La más antigua de las tradiciones conocidas afirmaba que había estado engastada en la frente de la deidad india de cuatro manos que simboliza la Luna. Debido en parte a su peculiar coloración y en parte a una superstición que la hacía partícipe de las cualidades del ídolo al cual servía de ornamento y a la circunstancia de que su brillo aumentaba o disminuía en potencia, según aumentara o disminuyera en intensidad el de la luna, recibió primitivamente el nombre con el cual aún hoy se la conoce en la India: la Piedra Lunar. Una superstición parecida predominó en la Grecia antigua y en Roma, aunque no vinculada como aquella de la India a un diamante consagrado al servicio de un dios, sino a una piedra semitransparente y perteneciente a una variedad inferior de gemas, que se suponía era sensible a las influencias de la Luna; la Luna, también en este caso, dio su nombre a la piedra, que sigue siendo llamada así por los coleccionistas de nuestro tiempo.

Las aventuras del Diamante Amarillo comienzan en el undécimo siglo de la Era Cristiana. Por ese entonces atravesó la India el conquistador mahometano Mahmoud de Ghizni; luego de apoderarse de la ciudad sagrada de Somnauth, despojó de sus tesoros al famoso templo que durante muchos siglos fuera el santuario de los peregrinos indostánicos y la maravilla del mundo oriental.

De todos los ídolos adorados en el templo, sólo el dios lunar escapó a la rapacidad de los conquistadores mahometanos. Protegida por tres brahmanes, la deidad inviolada que lucía en su frente el Diamante Amarillo fue quitada de allí durante la noche y transportada a la segunda de las ciudades sagradas de la India: Benares.

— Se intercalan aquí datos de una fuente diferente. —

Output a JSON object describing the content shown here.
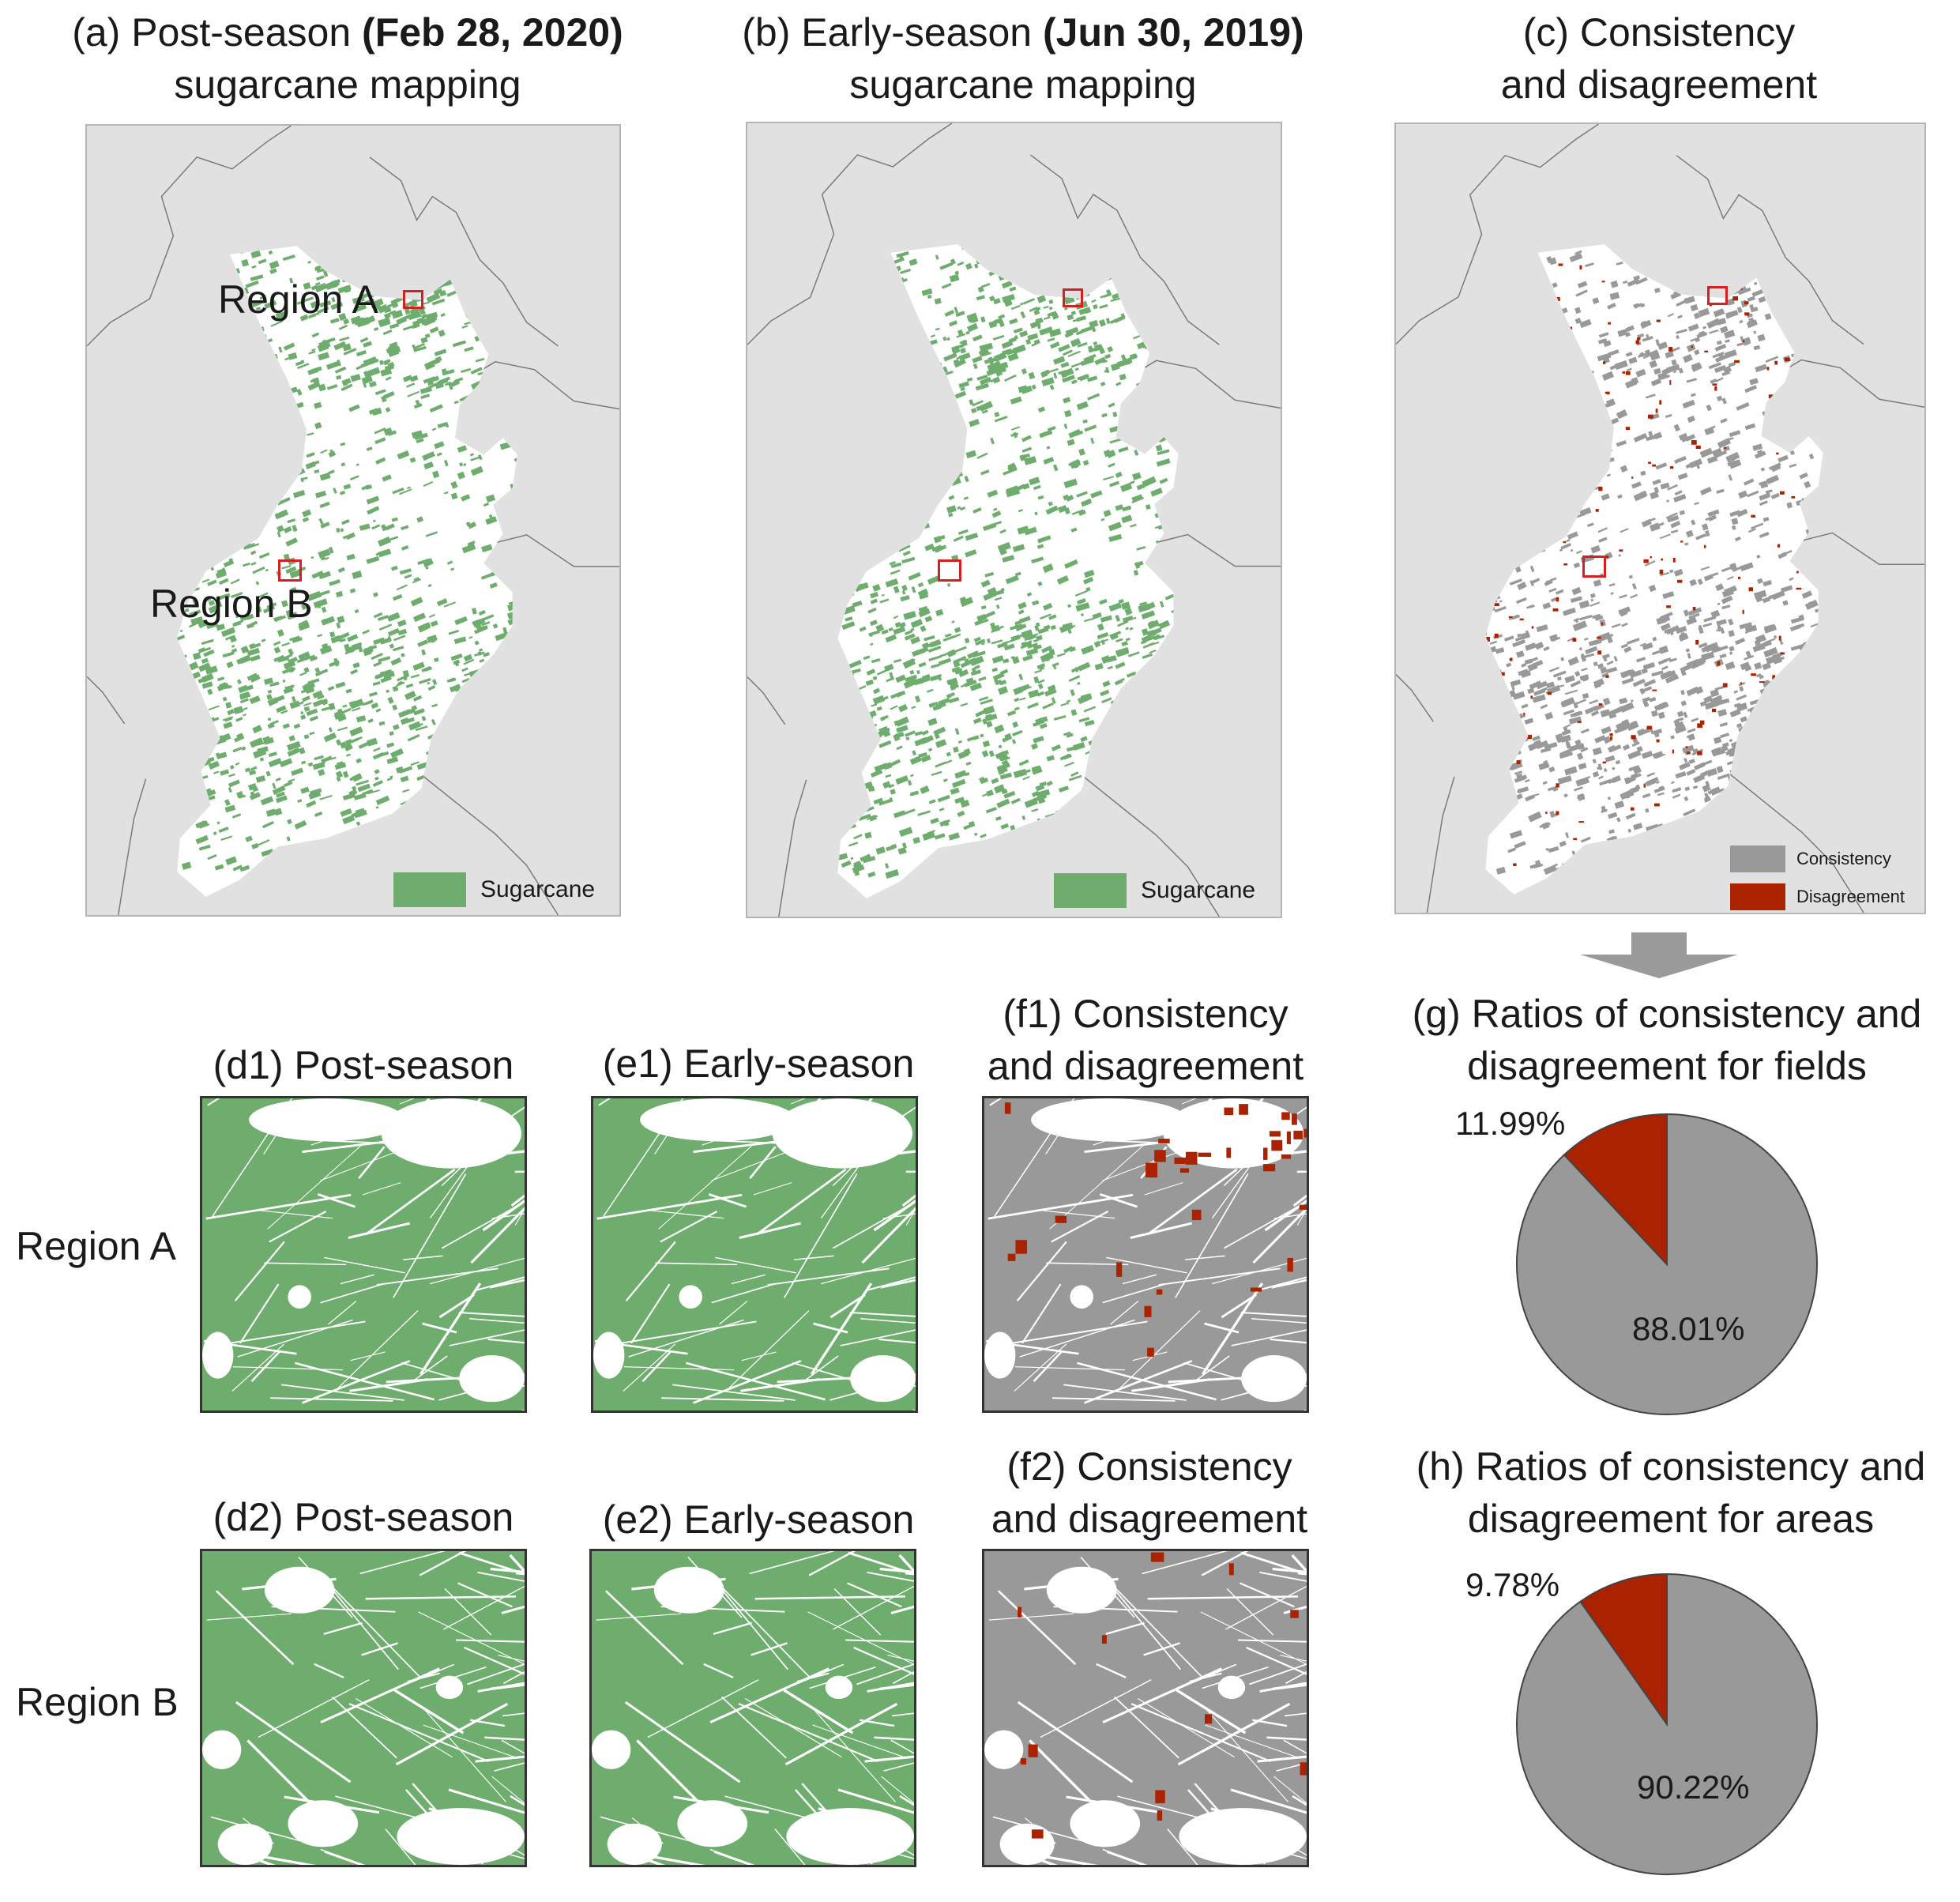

Allí, en un nuevo templo —y en un recinto incrustado de piedras preciosas y bajo un techo sostenido por pilares de oro—, fue colocado y adorado el dios lunar. Allí también, y en la noche del día en que se dio término a la erección del santuario, aparecióse a los tres brahmanes, en sueño, Vichnú el Preservador.

Impregnó el dios con su aliento divino el diamante ubicado en la frente del ídolo. Y los tres brahmanes cayeron de hinojos ocultando sus rostros en sus túnicas.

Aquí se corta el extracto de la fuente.